When Jules Waters—younger than the rest of us, a hanger-on—suggested bike races down the ramps in the multi-storey car park in town, Oba chased him and threw him against a gatepost in an unenthusiastic way. That was the last suggestion anyone made. Until Adam spoke up. “I know somewhere,” he said lazily. He wouldn't look at me.

Greg heaved himself off the top bar of the climbing-frame and stood in front of him, threatening, waiting.

Adam was unconcerned. “Somewhere new,” he said. “But only if you've got the guts.”

I tried to catch his eye, but the game was already lost.

“Better tell us, then, hadn't you?” growled Greg. He weighed his fist in front of Adam's face.

“Wytham Woods,” Adam said.

“Ain't that fenced in?” Oba protested.

Adam shrugged. “Told you you wouldn't have the guts.”

“What's in there, then?” Greg asked.

“Come and find out,” Adam said. And he grinned. He dared to look at me—and now the flush was no longer from embarrassment; it was from triumph.

Verity and her gang were by the school gates. I don't remember what they were doing—hopscotch or something. Oba saw them first, and swung his bike round in a skid—he'd been practising it for weeks.

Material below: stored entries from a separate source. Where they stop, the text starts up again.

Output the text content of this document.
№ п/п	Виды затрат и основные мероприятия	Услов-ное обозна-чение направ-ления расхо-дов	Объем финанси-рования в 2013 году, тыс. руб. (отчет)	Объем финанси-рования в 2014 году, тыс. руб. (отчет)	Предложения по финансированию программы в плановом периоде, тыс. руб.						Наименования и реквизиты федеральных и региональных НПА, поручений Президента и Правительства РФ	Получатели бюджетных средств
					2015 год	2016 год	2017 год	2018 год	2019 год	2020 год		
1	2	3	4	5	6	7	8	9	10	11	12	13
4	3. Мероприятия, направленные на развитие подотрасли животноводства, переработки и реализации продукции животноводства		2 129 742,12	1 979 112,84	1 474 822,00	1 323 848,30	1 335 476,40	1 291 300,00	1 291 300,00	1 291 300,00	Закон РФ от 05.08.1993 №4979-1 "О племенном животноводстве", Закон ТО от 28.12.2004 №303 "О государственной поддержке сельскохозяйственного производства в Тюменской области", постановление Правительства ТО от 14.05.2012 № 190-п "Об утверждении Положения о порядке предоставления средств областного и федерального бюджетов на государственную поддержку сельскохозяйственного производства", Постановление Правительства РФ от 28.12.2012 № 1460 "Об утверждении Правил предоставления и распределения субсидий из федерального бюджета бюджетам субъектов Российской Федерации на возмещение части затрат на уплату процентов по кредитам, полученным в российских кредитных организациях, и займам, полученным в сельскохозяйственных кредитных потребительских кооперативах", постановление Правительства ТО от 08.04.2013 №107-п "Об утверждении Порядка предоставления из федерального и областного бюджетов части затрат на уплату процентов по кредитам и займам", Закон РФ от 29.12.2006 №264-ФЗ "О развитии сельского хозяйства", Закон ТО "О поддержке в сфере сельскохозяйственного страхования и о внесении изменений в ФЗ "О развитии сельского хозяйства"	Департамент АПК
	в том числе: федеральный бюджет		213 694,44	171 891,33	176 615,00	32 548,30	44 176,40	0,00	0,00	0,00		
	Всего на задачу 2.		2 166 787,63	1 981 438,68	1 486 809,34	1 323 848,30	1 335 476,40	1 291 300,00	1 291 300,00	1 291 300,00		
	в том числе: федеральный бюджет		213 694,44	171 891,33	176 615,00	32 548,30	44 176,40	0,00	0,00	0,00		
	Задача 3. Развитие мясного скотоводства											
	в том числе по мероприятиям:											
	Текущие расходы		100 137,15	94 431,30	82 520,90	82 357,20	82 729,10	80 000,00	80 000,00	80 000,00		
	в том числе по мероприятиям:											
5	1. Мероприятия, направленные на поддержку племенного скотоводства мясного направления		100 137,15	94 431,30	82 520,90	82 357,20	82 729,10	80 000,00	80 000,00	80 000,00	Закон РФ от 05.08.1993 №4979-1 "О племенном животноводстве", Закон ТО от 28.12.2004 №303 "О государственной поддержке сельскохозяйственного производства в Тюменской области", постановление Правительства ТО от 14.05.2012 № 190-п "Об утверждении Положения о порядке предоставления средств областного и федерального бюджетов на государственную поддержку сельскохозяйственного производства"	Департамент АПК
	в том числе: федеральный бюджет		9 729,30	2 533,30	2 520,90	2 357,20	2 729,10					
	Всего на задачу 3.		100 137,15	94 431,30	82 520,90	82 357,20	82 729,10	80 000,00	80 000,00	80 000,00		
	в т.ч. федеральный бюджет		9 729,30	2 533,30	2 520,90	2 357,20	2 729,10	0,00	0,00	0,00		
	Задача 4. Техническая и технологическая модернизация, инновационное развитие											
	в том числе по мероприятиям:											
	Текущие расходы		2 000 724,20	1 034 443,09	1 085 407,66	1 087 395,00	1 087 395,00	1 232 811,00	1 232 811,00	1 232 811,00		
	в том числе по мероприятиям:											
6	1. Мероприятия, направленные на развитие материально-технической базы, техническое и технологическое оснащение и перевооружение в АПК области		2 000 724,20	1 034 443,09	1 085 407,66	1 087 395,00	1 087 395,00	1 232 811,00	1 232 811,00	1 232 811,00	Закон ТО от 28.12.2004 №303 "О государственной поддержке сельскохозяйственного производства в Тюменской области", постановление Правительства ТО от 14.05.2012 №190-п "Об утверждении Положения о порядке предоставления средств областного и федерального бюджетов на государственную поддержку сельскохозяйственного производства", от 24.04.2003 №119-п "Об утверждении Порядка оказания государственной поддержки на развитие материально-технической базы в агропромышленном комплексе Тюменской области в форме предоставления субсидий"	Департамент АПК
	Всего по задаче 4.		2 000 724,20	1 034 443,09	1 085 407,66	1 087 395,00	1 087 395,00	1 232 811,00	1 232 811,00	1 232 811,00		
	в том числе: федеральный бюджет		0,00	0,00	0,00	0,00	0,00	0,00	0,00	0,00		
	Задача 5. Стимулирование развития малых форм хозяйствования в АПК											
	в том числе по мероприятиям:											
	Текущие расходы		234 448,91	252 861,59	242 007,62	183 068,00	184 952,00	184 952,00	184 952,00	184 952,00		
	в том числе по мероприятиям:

“Going down the woods, girls. Wytham Woods.” He leered at them. “Nice and quiet, know what I mean? Wanna come along, have some fun—like,

He ground his hips on the bike's crossbar and pursed his lips in mock-ecstasy. The gang laughed—except me. The girls jeered and giggled—except Verity. She looked at me, full of shock and hurt. There was a kind of horror on her face that I can't quite pin down, even now. It wasn't an accusation, it was... I don't know. Loneliness, perhaps. I had wounded her, and there was nothing I could do about it.